The Opposition Leader said when you add this additional cost to existing costs it could more than likely “stifle” business initiatives.
“It will stifle or dampen attempts at self-endeavour and self-development in terms of business initiative,” he told the Chamber.
“We always have to refer to the context. This is taking place with added water charges already increasing the cost of doing business. This is taking place in the context of added energy
cost already increasing the cost of doing business. This is taking place in the context of increased taxation already escalating the costs to small businesses doing business in Barbados . . .”

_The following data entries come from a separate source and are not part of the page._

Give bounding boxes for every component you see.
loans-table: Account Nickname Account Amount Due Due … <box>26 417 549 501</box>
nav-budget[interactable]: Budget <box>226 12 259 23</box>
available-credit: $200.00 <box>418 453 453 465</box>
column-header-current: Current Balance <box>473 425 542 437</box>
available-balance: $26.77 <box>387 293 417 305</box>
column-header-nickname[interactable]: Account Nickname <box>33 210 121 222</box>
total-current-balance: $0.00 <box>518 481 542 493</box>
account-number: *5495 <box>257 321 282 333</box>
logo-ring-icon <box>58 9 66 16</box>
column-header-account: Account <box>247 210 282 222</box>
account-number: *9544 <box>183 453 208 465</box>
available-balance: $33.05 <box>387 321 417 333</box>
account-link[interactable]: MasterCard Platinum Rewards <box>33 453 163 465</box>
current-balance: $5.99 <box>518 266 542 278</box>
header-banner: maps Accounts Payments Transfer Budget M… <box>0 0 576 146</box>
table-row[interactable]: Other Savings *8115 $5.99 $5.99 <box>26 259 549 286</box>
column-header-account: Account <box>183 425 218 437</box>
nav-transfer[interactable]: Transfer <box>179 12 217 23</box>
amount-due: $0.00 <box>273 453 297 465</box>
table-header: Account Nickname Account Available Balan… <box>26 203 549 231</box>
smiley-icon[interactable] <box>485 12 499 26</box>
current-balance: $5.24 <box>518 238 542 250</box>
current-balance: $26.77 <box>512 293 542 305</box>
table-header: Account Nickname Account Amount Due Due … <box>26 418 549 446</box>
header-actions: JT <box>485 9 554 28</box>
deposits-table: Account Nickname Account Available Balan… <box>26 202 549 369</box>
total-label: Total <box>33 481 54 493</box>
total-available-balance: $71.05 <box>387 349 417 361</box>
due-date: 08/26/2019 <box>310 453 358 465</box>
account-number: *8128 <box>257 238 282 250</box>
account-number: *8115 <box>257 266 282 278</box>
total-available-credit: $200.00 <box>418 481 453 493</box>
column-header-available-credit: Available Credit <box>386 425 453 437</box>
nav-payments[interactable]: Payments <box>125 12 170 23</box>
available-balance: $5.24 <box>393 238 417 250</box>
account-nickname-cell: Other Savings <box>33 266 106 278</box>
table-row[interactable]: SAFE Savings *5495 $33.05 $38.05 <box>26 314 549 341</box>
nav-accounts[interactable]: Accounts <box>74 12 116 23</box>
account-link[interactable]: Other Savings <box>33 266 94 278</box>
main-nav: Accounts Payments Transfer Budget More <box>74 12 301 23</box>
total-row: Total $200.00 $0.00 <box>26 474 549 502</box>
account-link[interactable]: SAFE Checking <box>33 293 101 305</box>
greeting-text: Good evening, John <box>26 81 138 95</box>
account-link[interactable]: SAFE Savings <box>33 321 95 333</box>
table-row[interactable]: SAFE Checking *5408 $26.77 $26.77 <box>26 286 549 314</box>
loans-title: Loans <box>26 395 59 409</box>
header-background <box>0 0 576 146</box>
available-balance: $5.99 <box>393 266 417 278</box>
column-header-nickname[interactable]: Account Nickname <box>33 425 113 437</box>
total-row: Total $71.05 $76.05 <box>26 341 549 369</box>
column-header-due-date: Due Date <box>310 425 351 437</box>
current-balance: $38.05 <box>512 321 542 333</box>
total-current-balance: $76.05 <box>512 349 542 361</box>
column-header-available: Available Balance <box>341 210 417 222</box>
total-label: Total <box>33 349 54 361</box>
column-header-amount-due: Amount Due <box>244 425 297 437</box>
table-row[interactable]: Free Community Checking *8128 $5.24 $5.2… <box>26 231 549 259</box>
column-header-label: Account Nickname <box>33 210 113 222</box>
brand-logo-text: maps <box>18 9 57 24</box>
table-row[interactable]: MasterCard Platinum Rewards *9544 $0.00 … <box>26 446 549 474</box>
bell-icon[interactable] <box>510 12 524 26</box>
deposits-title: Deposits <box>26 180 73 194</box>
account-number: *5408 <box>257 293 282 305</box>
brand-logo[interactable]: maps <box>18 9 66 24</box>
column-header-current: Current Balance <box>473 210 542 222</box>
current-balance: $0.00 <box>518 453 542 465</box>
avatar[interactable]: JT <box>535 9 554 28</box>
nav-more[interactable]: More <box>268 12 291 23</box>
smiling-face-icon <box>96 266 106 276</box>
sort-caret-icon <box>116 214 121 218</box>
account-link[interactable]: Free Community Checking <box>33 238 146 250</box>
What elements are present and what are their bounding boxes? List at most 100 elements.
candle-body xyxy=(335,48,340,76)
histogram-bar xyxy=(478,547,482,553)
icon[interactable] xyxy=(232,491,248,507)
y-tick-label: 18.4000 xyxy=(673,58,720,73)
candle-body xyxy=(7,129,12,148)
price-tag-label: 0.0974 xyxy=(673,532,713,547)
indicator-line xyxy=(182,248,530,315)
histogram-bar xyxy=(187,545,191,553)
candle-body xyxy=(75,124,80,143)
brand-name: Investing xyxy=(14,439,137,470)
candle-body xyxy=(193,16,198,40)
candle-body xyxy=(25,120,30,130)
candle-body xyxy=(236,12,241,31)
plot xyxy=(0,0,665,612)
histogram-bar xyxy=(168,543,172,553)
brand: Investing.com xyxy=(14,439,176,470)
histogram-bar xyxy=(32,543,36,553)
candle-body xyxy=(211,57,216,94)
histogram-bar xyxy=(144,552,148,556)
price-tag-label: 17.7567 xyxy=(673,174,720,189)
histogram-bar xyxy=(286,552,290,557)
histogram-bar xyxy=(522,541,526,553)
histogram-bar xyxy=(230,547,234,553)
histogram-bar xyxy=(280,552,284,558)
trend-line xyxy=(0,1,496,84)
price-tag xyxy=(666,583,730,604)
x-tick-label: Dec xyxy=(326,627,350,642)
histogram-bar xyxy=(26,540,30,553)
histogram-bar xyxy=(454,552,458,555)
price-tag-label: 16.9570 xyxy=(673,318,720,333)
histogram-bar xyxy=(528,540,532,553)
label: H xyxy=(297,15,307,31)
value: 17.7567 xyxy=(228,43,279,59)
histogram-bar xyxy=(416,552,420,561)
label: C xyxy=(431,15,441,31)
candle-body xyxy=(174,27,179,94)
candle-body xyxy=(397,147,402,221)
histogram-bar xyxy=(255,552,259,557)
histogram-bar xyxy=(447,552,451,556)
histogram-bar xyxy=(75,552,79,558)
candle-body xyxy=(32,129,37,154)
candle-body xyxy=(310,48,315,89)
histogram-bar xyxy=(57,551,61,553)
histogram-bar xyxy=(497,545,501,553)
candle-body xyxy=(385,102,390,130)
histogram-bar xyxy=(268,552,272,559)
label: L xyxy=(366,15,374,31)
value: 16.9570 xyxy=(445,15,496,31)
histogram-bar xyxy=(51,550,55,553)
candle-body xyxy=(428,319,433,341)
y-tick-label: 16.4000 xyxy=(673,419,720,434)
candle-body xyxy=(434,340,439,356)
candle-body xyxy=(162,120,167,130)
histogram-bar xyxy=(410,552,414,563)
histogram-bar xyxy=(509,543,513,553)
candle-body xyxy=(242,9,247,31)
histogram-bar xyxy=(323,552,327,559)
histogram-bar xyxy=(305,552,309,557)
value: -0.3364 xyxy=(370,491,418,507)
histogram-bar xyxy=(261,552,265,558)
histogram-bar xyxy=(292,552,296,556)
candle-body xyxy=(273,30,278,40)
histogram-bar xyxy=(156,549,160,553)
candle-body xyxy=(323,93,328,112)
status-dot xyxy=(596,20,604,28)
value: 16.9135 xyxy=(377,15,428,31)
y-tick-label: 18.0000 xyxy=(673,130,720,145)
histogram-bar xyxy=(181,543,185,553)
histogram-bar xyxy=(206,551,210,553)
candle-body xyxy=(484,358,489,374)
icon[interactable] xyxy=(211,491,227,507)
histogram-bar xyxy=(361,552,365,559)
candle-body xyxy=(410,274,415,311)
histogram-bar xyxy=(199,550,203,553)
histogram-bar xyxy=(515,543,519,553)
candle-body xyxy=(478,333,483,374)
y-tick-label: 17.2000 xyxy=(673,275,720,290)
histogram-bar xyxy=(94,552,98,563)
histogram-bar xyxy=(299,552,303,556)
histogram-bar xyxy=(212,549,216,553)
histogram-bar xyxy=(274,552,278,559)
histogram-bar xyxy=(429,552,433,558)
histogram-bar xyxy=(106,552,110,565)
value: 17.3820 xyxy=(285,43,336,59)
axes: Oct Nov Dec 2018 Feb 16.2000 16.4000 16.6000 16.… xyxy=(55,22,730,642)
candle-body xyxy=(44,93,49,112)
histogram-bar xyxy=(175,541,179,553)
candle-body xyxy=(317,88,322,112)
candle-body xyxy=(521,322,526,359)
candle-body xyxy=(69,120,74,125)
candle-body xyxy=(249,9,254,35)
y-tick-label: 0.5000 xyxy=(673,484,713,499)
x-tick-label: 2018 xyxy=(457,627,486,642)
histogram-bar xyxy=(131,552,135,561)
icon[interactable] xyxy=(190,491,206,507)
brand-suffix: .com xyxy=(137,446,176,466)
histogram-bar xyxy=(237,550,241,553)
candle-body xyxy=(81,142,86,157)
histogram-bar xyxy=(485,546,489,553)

The Opposition lead spokesmen said while he understood that Government was looking to plug the leakage of foreign currency that occurs when Barbadians buy abroad the measure will also affect the average person as well.
“The reality is that people buy overseas because the cost is cheaper.
“Some rely on that to cushion the effect of cost of living at home. Some rely on that as a means of providing products and supplies for their businesses so they can offer a lower cost to their customers.”
Atherley, leader of the People’s Party for Democracy and Development, also charged that the measure would have a negative impact on labour as well.
“And as the Member for St Peter did intonate by something he said, you have to take as part of that context the wage demands on business operators that will come from labour.
“This is in a context of increased taxation, higher cost of living, other charges of user fees increasing the cost to consumers, the demands for wage increases on the part of labour will intensify. Therefore I think that has to be considered,” the party leader said.
Atherley also chided Government for opposing the measure under the previous Democratic Labour Party administration, but now professing it to be “a good thing”.
“When this measure would have been initially introduced by the former administration it was a bad thing. Now it is to be supported by this administration validated by this Parliament it is a good thing . . .
“If you are going to do that say that we thought it was bad then but we think it is good now. Government is attempting to have Parliament approve that which they do not consider to be a good thing . . . but they will do it anyhow . . ,” he told the Lower House.